For the last year, my staff, along with Chairman Goodlatte, Senator Cornyn, and Senator Flake’s teams, worked around the clock to produce an EB-5 reform package. Everyone made numerous concessions in order to reach a deal, and we produced a reform package that was fair and that everyone agreed to.
Our reforms had the unanimous support of Invest in the USA, the largest EB-5 trade association. Our reforms had the support of the EB-5 Rural Alliance, a group working to ensure that rural America has a fair shake at attracting EB-5 money. But, these reforms weren’t acceptable to the big moneyed New York industry stakeholders who currently dominate the program. And because big money interests weren’t happy with these reforms, they didn’t become law.
Let that sink in for a minute. In spite of the fact that reforms were agreed to by Congressional offices and had the support of the largest EB-5 trade association, they didn’t become law because a few EB-5 businesses with a lot of money used their political connections and influence to block them.
While legislative reforms are absolutely necessary, thankfully there is much the administration can do on its own to end corruption in this program. Since January of last year, there have been pending regulations at the Department of Homeland Security, which would modernize the program and ensure capital is actually flowing to rural and underserved urban areas.

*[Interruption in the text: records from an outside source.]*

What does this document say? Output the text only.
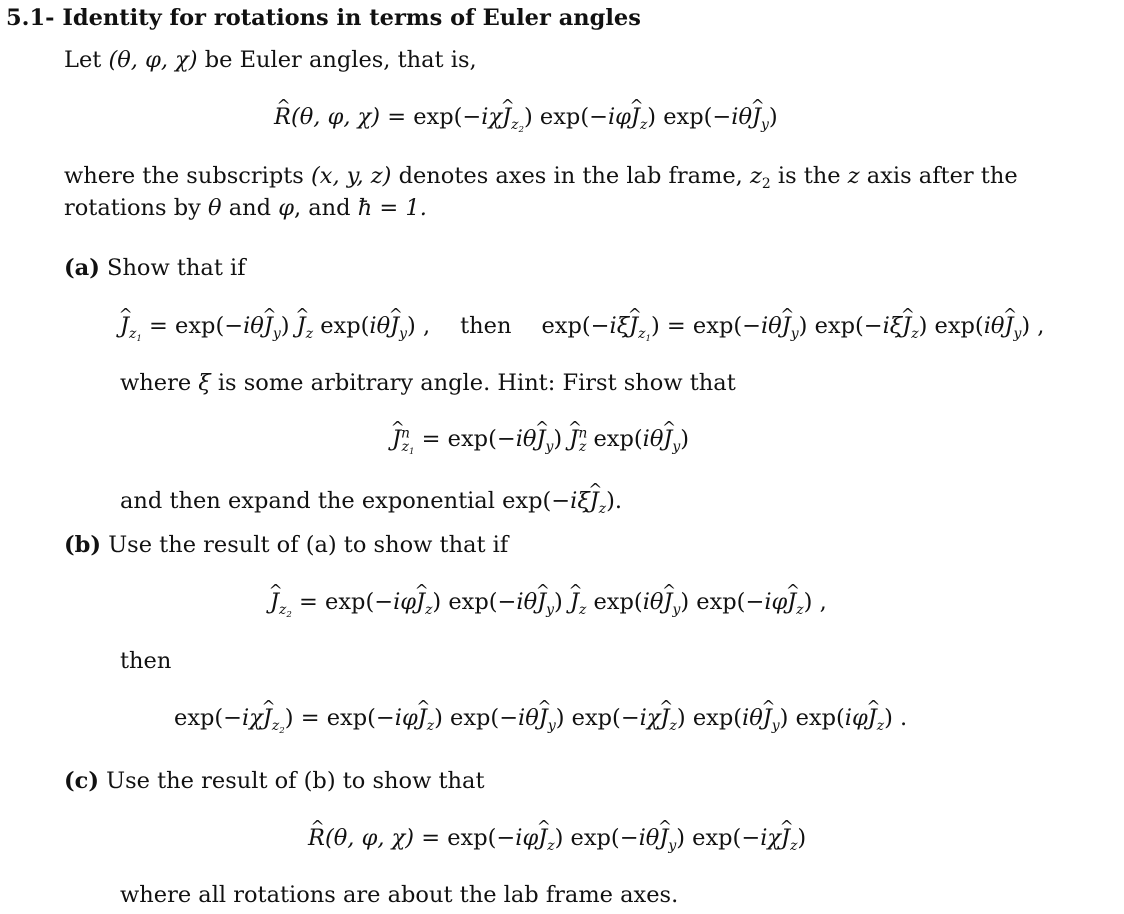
5.1- Identity for rotations in terms of Euler angles
Let (θ, φ, χ) be Euler angles, that is,
^ R(θ, φ, χ) = exp(−iχ^ $J_{z_2}$) exp(−iφ^ $J_z$) exp(−iθ^ $J_y$)
where the subscripts (x, y, z) denotes axes in the lab frame, $z_2$ is the z axis after the
rotations by θ and φ, and ħ = 1.
(a) Show that if
^ $J_{z_1}$ = exp(−iθ^ $J_y$) ^ $J_z$ exp(iθ^ $J_y$) , then exp(−iξ^ $J_{z_1}$) = exp(−iθ^ $J_y$) exp(−iξ^ $J_z$) exp(iθ^ $J_y$) ,
where ξ is some arbitrary angle. Hint: First show that
^ $J^n_{z_1}$ = exp(−iθ^ $J_y$) ^ $J^n_z$ exp(iθ^ $J_y$)
and then expand the exponential exp(−iξ^ $J_z$).
(b) Use the result of (a) to show that if
^ $J_{z_2}$ = exp(−iφ^ $J_z$) exp(−iθ^ $J_y$) ^ $J_z$ exp(iθ^ $J_y$) exp(−iφ^ $J_z$) ,
then
exp(−iχ^ $J_{z_2}$) = exp(−iφ^ $J_z$) exp(−iθ^ $J_y$) exp(−iχ^ $J_z$) exp(iθ^ $J_y$) exp(iφ^ $J_z$) .
(c) Use the result of (b) to show that
^ R(θ, φ, χ) = exp(−iφ^ $J_z$) exp(−iθ^ $J_y$) exp(−iχ^ $J_z$)
where all rotations are about the lab frame axes.
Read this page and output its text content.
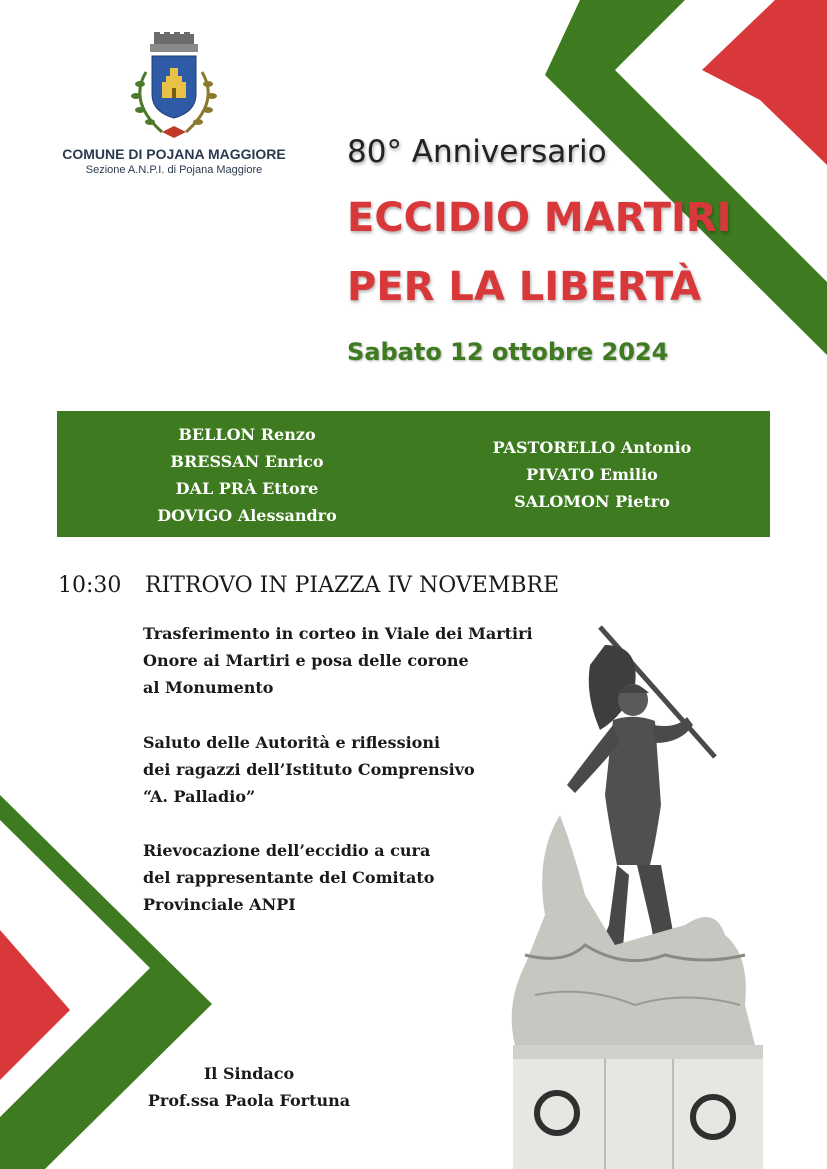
COMUNE DI POJANA MAGGIORE
Sezione A.N.P.I. di Pojana Maggiore	80° Anniversario
ECCIDIO MARTIRI
PER LA LIBERTÀ
Sabato 12 ottobre 2024
BELLON Renzo
BRESSAN Enrico
DAL PRÀ Ettore
DOVIGO Alessandro
PASTORELLO Antonio
PIVATO Emilio
SALOMON Pietro
10:30 RITROVO IN PIAZZA IV NOVEMBRE
Trasferimento in corteo in Viale dei Martiri
Onore ai Martiri e posa delle corone
al Monumento
Saluto delle Autorità e riflessioni
dei ragazzi dell’Istituto Comprensivo
“A. Palladio”
Rievocazione dell’eccidio a cura
del rappresentante del Comitato
Provinciale ANPI
Il Sindaco
Prof.ssa Paola Fortuna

As of today, those regulations still have not been implemented.
I’m looking forward to a fulsome discussion with Director Cissna on all of these topics. I’m hoping he can shed some light on steps USCIS is taking to crack down on fraud and abuse in the program. I’d also be curious to hear his thoughts on potential paths forward for legislative reforms.
Finally, and most importantly, I hope Director Cissna can provide an update on the status of the pending modernization regulations. As I have stated very clearly in several bicameral, bipartisan letters, the administration should finalize the modernization regulation as soon as possible. That regulation is a critical and necessary step towards reforming this troubled program.
I now turn to the Ranking Minority Member for her opening remarks.